Senin, 26 Maret 2012

Slovenia Votes To Reject Same-Sex Adoption Rights

Slovenia held a national referendum on whether the new Family Code should go into effect and rejected the measure after a campaign that focused on whether same-sex couples should gain the right to adopt children jointly as a couple.

Raw Story reports:

With over 99 percent of ballots counted, the results showed that 54.77 percent of voters rejected a proposed new family code while 44.23 percent backed it, the electoral commission of the eurozone member state announced. 

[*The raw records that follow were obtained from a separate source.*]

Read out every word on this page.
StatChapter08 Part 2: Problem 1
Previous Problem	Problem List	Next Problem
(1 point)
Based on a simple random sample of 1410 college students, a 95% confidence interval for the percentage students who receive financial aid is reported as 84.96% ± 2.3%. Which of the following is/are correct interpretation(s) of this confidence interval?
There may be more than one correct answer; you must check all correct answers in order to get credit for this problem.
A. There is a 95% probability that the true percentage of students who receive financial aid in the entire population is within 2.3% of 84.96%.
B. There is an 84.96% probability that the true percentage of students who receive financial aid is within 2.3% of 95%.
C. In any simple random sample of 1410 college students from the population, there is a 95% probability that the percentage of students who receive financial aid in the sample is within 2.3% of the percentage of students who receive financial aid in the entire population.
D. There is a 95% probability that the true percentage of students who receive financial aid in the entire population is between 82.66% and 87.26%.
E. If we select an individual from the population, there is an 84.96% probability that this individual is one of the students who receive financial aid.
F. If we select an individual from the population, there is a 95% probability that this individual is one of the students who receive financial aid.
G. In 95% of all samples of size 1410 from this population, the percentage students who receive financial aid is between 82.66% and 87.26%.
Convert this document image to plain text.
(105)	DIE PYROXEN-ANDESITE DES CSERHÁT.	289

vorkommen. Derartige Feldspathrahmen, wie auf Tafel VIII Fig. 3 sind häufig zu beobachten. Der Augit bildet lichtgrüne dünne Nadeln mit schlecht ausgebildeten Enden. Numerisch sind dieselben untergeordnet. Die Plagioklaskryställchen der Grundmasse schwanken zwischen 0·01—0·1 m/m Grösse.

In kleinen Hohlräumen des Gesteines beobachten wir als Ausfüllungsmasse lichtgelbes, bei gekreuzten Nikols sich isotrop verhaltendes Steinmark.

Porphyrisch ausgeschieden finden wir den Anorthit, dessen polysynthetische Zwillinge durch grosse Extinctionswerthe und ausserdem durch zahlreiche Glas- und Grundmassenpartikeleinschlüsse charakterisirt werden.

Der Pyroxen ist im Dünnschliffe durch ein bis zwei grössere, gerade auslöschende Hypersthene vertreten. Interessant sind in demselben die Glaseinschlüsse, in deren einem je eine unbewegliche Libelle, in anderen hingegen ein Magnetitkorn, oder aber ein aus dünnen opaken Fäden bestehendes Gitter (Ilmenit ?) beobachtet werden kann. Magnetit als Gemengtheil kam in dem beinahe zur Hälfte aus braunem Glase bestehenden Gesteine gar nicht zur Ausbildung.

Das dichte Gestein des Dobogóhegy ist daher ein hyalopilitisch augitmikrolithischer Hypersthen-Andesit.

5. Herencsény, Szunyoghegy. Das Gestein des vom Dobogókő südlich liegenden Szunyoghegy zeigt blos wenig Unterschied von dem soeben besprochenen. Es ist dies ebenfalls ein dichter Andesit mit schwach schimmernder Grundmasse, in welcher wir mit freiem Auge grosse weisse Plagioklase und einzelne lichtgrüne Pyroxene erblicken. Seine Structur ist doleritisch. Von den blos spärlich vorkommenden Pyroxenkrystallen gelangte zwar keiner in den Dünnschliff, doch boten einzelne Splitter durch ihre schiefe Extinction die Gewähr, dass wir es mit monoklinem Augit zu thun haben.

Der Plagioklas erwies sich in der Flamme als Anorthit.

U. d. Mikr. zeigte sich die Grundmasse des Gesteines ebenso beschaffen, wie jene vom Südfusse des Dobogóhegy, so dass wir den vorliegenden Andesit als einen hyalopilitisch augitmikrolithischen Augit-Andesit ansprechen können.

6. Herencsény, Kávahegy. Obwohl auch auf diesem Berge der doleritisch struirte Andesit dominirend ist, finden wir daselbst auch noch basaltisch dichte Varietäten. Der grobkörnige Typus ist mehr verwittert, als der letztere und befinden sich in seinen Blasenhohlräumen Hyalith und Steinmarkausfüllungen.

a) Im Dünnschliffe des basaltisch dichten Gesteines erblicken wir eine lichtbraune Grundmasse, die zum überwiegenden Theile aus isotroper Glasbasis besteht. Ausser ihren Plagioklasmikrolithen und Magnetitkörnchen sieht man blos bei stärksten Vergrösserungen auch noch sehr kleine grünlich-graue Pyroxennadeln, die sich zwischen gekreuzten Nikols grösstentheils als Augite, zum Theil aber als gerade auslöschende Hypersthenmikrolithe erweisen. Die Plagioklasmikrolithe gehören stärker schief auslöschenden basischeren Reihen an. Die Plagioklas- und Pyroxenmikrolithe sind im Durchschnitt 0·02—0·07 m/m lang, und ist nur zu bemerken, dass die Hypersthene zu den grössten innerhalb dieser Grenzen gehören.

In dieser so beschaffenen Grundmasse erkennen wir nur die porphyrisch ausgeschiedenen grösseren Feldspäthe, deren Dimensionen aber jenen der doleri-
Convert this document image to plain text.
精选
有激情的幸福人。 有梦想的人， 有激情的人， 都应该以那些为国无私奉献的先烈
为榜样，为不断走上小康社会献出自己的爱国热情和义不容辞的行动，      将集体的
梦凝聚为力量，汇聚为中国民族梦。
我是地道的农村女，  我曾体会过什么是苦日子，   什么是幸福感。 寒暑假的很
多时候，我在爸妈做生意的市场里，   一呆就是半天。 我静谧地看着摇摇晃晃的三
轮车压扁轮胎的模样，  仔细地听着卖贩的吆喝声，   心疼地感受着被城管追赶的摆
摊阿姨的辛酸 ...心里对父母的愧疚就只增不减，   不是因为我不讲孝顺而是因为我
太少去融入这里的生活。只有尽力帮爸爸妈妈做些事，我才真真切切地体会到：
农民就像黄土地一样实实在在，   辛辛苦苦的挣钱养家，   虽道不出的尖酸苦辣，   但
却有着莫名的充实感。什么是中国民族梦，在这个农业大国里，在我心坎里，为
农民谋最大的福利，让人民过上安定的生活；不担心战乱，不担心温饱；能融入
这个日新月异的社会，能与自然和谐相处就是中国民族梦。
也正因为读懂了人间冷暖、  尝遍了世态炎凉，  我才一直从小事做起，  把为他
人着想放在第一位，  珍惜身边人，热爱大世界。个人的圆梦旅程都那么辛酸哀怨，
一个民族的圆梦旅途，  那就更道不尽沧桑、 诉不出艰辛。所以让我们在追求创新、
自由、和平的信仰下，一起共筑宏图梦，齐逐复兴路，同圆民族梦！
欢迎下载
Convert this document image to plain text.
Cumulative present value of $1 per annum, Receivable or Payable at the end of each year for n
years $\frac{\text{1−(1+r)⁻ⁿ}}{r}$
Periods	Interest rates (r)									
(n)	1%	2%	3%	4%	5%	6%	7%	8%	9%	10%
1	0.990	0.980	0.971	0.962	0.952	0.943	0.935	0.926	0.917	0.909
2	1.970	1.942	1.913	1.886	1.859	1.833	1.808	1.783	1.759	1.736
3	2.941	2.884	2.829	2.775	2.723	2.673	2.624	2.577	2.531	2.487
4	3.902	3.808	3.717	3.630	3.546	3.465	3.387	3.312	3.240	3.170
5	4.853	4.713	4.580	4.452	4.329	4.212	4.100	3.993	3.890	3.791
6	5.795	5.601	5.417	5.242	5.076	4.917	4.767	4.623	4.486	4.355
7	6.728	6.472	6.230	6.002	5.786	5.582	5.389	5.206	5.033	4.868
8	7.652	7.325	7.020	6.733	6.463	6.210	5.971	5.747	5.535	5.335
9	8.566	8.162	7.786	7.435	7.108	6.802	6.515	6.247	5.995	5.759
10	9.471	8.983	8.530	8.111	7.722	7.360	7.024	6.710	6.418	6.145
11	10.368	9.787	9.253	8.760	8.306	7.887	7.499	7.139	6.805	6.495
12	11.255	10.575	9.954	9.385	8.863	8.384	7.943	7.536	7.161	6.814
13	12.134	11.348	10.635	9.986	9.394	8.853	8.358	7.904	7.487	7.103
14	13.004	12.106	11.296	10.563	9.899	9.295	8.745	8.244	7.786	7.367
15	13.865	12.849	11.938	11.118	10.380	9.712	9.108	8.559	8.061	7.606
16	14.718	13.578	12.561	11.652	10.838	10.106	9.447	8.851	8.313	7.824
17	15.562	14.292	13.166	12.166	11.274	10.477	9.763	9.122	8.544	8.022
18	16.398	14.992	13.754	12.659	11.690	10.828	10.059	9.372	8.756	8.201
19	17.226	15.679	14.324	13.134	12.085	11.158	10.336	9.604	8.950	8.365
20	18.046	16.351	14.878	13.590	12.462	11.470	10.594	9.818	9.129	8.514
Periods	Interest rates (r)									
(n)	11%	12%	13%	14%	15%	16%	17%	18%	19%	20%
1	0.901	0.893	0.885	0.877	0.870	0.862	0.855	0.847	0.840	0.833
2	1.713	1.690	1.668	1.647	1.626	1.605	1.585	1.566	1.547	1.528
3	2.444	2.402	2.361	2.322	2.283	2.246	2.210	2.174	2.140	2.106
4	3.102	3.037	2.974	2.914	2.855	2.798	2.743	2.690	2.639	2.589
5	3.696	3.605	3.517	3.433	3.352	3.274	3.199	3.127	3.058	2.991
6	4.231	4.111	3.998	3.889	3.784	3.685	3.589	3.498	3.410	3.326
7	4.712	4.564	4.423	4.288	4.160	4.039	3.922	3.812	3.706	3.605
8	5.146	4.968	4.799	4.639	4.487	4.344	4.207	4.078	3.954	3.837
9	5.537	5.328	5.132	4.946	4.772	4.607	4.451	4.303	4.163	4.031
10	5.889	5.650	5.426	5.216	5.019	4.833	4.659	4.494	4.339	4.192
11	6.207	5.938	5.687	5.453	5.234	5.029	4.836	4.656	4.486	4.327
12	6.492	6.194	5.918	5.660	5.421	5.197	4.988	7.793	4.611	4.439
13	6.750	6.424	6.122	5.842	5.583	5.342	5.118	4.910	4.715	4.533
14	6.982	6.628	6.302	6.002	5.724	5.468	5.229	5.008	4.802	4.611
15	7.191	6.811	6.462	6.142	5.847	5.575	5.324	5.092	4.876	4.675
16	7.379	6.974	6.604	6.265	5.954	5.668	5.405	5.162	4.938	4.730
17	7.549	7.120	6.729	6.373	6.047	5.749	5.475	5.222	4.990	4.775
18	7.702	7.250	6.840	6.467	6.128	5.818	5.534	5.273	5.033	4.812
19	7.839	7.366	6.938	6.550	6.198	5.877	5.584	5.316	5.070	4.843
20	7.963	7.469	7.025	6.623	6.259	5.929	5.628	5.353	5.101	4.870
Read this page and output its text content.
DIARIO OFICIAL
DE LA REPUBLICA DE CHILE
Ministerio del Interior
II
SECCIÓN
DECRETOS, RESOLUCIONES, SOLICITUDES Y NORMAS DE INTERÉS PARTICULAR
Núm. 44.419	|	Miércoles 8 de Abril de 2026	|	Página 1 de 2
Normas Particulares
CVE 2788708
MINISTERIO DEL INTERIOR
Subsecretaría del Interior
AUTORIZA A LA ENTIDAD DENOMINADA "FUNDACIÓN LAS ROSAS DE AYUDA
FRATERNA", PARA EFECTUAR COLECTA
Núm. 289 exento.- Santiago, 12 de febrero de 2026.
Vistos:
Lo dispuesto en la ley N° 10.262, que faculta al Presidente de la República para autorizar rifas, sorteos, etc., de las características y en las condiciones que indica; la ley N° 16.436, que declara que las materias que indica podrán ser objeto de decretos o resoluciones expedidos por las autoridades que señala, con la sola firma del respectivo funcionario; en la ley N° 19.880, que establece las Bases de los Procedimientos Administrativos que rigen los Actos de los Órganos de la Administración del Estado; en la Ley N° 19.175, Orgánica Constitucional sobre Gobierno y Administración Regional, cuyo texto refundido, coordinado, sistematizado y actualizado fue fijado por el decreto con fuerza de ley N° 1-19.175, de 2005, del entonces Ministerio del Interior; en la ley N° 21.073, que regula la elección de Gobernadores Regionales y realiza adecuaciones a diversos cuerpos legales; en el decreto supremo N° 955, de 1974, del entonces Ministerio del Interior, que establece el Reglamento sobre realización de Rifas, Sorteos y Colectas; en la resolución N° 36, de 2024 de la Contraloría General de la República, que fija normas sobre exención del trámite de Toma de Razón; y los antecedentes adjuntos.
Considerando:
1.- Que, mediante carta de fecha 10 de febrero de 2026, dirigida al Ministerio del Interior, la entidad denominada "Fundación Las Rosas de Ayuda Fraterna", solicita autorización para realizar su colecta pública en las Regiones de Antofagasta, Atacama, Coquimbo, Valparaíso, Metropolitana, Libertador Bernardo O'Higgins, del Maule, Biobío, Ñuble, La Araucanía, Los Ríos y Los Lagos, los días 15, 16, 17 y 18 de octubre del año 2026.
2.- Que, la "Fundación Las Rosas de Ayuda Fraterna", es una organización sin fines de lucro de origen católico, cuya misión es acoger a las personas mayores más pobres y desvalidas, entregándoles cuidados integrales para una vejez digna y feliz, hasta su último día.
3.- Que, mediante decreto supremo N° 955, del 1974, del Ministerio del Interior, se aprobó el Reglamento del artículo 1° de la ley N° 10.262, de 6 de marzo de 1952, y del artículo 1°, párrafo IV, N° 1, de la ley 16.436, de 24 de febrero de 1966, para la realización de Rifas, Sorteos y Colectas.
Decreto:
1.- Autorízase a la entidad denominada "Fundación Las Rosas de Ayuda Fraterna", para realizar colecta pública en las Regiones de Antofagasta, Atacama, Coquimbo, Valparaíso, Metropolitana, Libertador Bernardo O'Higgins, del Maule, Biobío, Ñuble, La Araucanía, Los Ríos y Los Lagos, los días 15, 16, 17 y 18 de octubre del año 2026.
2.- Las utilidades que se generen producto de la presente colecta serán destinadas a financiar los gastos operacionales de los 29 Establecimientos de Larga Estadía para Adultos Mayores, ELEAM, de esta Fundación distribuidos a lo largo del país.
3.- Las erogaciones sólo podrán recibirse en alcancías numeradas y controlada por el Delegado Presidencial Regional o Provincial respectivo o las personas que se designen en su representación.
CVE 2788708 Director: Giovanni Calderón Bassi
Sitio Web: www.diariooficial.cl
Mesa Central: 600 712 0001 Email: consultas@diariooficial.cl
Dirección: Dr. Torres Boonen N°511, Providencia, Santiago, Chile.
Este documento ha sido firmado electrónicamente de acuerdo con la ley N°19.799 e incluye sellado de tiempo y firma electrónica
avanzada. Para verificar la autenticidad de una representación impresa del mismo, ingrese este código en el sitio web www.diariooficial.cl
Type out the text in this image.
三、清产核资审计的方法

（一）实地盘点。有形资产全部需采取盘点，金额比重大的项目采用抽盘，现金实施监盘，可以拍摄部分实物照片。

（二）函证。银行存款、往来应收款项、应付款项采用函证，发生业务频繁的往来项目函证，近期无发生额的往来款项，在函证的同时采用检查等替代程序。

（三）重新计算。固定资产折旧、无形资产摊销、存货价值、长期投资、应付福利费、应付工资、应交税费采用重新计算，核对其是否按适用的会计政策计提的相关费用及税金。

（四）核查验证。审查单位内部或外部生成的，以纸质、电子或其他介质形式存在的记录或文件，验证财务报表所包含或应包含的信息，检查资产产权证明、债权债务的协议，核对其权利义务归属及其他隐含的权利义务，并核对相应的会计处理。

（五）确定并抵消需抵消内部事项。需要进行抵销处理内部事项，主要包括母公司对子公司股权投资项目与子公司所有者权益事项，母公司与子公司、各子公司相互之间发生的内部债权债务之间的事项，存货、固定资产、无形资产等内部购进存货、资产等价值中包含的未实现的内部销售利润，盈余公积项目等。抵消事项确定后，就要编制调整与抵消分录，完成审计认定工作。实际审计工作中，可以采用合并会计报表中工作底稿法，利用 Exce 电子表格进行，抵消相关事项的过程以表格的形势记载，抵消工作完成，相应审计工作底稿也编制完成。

“It remains to be seen what impact such a delay will have on children, families and the rest,” said Majda Potrata, deputy head of the opposition Social Democrats which led the previous government that drafted the bill.
Pre-referendum opinion polls had predicted an outcome of about 60 percent in favour of the proposed measure, with warnings that a low voter turnout would favour conservatives in the country of some two million people.
The commission said turnout was about 29.95 percent, lower than predicted by pollsters.
Under Slovenian law, if a bill is rejected in a referendum it cannot go back to parliament for another 12 months.
Conservative civil groupings backed by the Catholic Church had challenged the new Family Code passed by parliament in June 2011 and gathered the 40,000 signatures needed to force a referendum on its implementation.

Yet another example of heterosexual majority lying to pollsters and implementing their homophobia and protecting heterosexual privilege in the confines of the ballot box.